Bing’s Positioning Struggle
Reactions to the new Bing have mostly been positive. Core search relevance is basically competitive with Google, and the new approach to social is fairly elegant. That said, we’re unlikely to see the updated Bing capture any really significant share from Google.
The new launch comes with a new marketing position – “Bing is for Doing.” This seems to replace the earlier “Decision Engine” concept that Bing had been using since launch. Both positions have aimed to answer a key question – why Bing?
For Microsoft, the reality is that no one really has a search engine problem – Google basically works for everyone. And although Bing is trying to differentiate from Google, neither “Doing” nor “Deciding” seems strong enough to convince Google users to make the switch.
The Social Search Wars
Bing’s new social search system is playing catch-up to Google’s Search Plus Your World, a major social search integration that Google launched on January 10th.
Both Google and Bing have been pushing social integration with search for a long time. As more and more content is shared and created through social media, it’s only logical that search engines would be very interested in leveraging this content to improve search.
Danny Sullivan from Search Engine Land has put together an interesting comparison of Google and Bing’s social integrations. The ultimate takeaway? “In theory, social mixed with search sounds great. In reality, it’s still has a long way to go.”
One thing that’s interesting about Bing is that they’ve integrated social content from a very wide range of sources – even including Google+. This is somewhat opposite to Google, which is placing a very heavy focus on adding their own social content from G+ into search.
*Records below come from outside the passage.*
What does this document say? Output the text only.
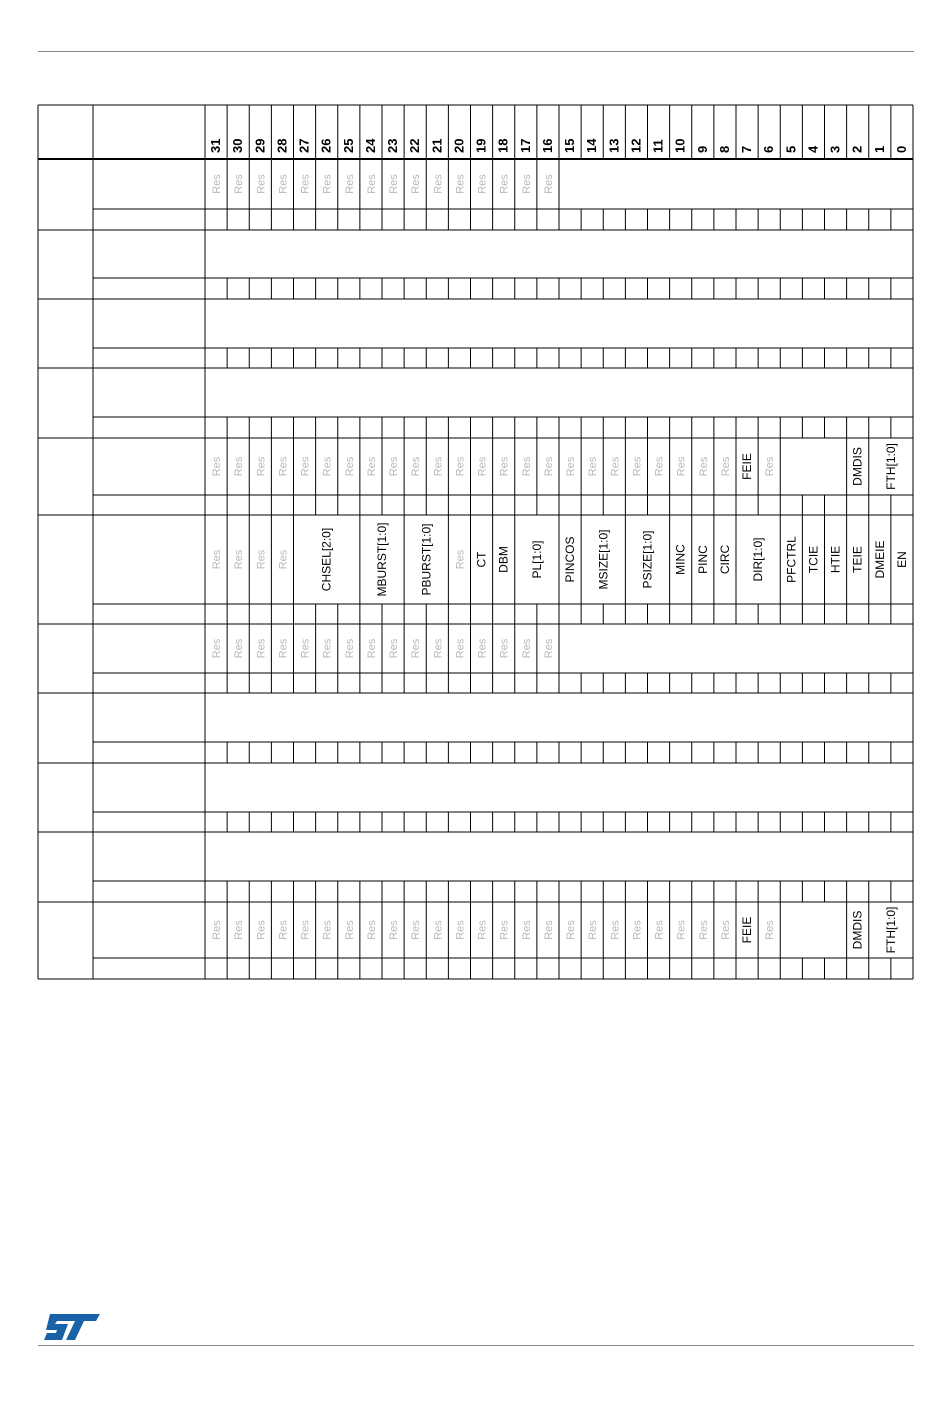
31 30 29 28 27 26 25 24 23 22 21 20 19 18 17 16 15 14 13 12 11 10 9 8 7 6 5 4 3 2 1 0
Res Res Res Res Res Res Res Res Res Res Res Res Res Res Res Res
Res Res Res Res Res Res Res Res Res Res Res Res Res Res Res Res Res Res Res Res Res Res Res Res FEIE Res	DMDIS FTH[1:0]
Res Res Res Res	CHSEL[2:0]	MBURST[1:0]	PBURST[1:0] Res CT DBM PL[1:0] PINCOS MSIZE[1:0]	PSIZE[1:0] MINC PINC CIRC DIR[1:0] PFCTRL TCIE HTIE TEIE DMEIE EN
Res Res Res Res Res Res Res Res Res Res Res Res Res Res Res Res
Res Res Res Res Res Res Res Res Res Res Res Res Res Res Res Res Res Res Res Res Res Res Res Res FEIE Res	DMDIS FTH[1:0]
From an “open web” perspective, this is definitely a win for Bing. Additionally, Microsoft’s early investment in Facebook continues to pay off, as the new Bing has access to Facebook data that Google simply can’t match.
In terms of Bing in general, Microsoft shows no signs of slowing its investments in Bing, despite the 2.6 billion dollar loss that the Online Services division suffered in 2011. With Yahoo registering 8 consecutive months of search market share loss (among other problems), it would appear that Bing and Google are emerging as the two search engines that really matter.
Ultimately, for marketers, Bing’s relaunch reinforces the importance of combining both search and social marketing. Social search isn’t going away anytime, and brands should take Bing’s new features as yet another indication of the critical importance of social media to the web in general.